Slashdot Mirror

← Back to Stories (view on slashdot.org)

Too Cool For Secure Code?

Posted by michael on from the java-for-everything dept.

An anonymous reader writes "Looks like not everyone believes Linux is the monolith of security folks might like us to think. Jon Lasser raises some interesting points in this article over at Security Focus. Though it has to be said, that whilst he focuses on the Linux/Unix side of things, a good proportion of programmers (no matter what they work on) are guilty of similar conceit to some extent."

4 of 465 comments (clear)

  1. Of course not by ch-chuck · · Score: 2, Interesting

    But it is OPEN meaning a COMPETANT admin can MAKE it very secure. About the closest thing to 'out of the box' security is OpenBSD. My Linux (RH71) box was rooted in less than a day after putting it on the 'net. My OpenBSD box has lasted for almost a year.

    --
    try { do() || do_not(); } catch (JediException err) { yoda(err); }
  2. Re:Theo by Anonymous Coward · · Score: 1, Interesting

    Yes. Unless you are writing in machine code, you are depending on the quality of at least one other layer of software, so if you want to be paranoid only machine code should be considered "secure" -- well, least likely to be insecure, anyway. My real point was the cost of layering -- with C you already have several dependent layers of software of high complexity and potential for failure. Programming in something based on C, say Perl, has one more. Something writen in Perl itself adds yet another, etc. The supposed benefit of not having to be as careful a programmer because one is using a higher level language needs to be balanced against the cost of having to trust that all the products used to create said higher level language are better than what you could do if you carefully used a lower level one. The real problem today is lazy coders who can't be bothered to check return values or program defensively against probable problems. You may be able to move most of them to some high level language where they can be sloppy without fear of (as much) reprisal, but someone else will still need to be a programmer good enough to create or maintain said higher level language.

  3. I wish there was an easy solution... by Anonymous Coward · · Score: 2, Interesting

    I'm just not convinced that recompiling under the tools Mr. Lasser mentioned are going to fix the problems with C/C++.

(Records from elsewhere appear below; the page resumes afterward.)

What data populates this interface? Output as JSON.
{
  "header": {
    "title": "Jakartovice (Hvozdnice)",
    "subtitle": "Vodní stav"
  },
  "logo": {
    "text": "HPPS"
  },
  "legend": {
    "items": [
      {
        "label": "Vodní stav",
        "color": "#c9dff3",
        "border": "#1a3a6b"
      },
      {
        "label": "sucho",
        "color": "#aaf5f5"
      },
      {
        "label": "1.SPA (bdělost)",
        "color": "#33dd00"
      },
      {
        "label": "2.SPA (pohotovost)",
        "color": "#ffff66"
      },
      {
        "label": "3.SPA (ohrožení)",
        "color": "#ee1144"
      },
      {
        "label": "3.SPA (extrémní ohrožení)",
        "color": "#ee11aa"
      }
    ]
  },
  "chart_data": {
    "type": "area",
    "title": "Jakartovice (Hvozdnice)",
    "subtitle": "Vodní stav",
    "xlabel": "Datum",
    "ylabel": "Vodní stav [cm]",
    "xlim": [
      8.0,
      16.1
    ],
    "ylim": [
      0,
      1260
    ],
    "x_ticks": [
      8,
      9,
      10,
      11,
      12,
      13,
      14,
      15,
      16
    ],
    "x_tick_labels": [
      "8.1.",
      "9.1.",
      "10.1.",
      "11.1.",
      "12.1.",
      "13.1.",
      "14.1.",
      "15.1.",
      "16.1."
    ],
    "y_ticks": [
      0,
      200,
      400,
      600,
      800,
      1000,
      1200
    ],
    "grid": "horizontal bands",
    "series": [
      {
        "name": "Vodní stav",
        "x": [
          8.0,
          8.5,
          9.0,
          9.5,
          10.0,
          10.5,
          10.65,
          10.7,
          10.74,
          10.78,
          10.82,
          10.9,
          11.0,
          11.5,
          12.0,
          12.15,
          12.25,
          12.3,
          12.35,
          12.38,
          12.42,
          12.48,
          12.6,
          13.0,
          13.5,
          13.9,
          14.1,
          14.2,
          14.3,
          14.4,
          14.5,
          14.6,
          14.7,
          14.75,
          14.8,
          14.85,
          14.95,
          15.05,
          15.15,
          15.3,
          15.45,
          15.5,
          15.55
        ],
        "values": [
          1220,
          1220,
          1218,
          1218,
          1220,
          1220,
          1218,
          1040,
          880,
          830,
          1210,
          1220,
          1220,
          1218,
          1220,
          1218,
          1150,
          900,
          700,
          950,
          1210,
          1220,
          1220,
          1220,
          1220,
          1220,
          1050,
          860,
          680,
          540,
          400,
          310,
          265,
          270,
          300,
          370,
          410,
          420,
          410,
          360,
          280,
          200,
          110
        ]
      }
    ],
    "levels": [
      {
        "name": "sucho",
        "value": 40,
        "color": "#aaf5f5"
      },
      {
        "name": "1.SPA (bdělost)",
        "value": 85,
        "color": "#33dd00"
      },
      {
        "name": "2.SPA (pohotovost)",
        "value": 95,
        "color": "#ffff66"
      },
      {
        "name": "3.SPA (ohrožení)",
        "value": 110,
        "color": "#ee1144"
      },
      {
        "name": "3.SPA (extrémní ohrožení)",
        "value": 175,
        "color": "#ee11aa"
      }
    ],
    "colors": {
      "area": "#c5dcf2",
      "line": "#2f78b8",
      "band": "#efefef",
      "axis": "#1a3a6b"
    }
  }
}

    Look, the big issue for about 75% of all programmers in the world is that the whole institution of computer programming is based around the idea of "Think how the program can crash itself" and not "think what can someone can do to intentionally bust your program". Now we've got literally millions of programs with trillions of lines of code between them, and all of them have some part where the coder(s) had to implement something that *just worked* instead of something that was particularly well thought-out.

    Look at the list of vulnerabilities in common software and you see problems with string formatting and buffer overflows in input in places where, frankly, the programmers never believed that someone would poke around.

    I'd say that the only way to force people not to force the boundaries of allowable input is to only provide a fixed list of choices, drop-down text box style. Except that's just about useless for much, if not most, tasks we need our machines to handle.

    I also believe that when we're learning to program, we get almost zero education on how to do bounds checking.

    Have you ever asked a univeristy professor about bufer overflows? You usualy get a blank stare and some comment about how that would probably crash the program. Only a few really consider that there are real consequences to crashing a program.

    The funny thing is, if you think about it, a program's natural state is crashed. Everything line of code basicly props the program up so it can continue on and do something else.

    What are we going to do? Rewrite *everything*? This makes y2k look like pretty small potatoes.

    Personally, I'd say that the big problem isn't programming languages that allow us access to low-level services but that the operating systems that we know and love and use all the time are written with the idea that programs are to be trusted at some level. It's possible to run a program with root priv. because that priv. level exists at all. Why not use systems that don't even have the concept of root?

    We don't because a) they would (and are) amazingly tough to get any real work done on and b) they're slow or at least have the perception of being slow and c) none of the super-secure operating systems have been written as something you can game and write documents and all the other things we use computers for.

    As far as being "macho", yeah, I've had long discussions with C programmers who are pretty "macho" about their ability to manage memory by hand. Those conversations usually end with me saying, "but most people use aplications" and the programmer saying "applications are for weenies." So I'm not suprised Mr. Lasser claims a high level of ego in programmers as a whole.

  4. peer review is not the silver bullet by Anonymous Coward · · Score: 1, Interesting

    Peer review has been doing little good. It is a mission critical application used ubiquitously yet it has such a major flaw that you can steal the server's private key. Maybe you say, it's the age of the program. Look at sendmail, it's 20 years old and we're still getting critical exploit security bulletins for it. Not to mention EVERYONE uses sendmail, it's widely reviewed, and anciently deployed.

    No, it is not peer review, widespread use, open source, full disclosure. It is engineering that gives security. Proper process, proper technique. We have eyes, but they are blind and dumb.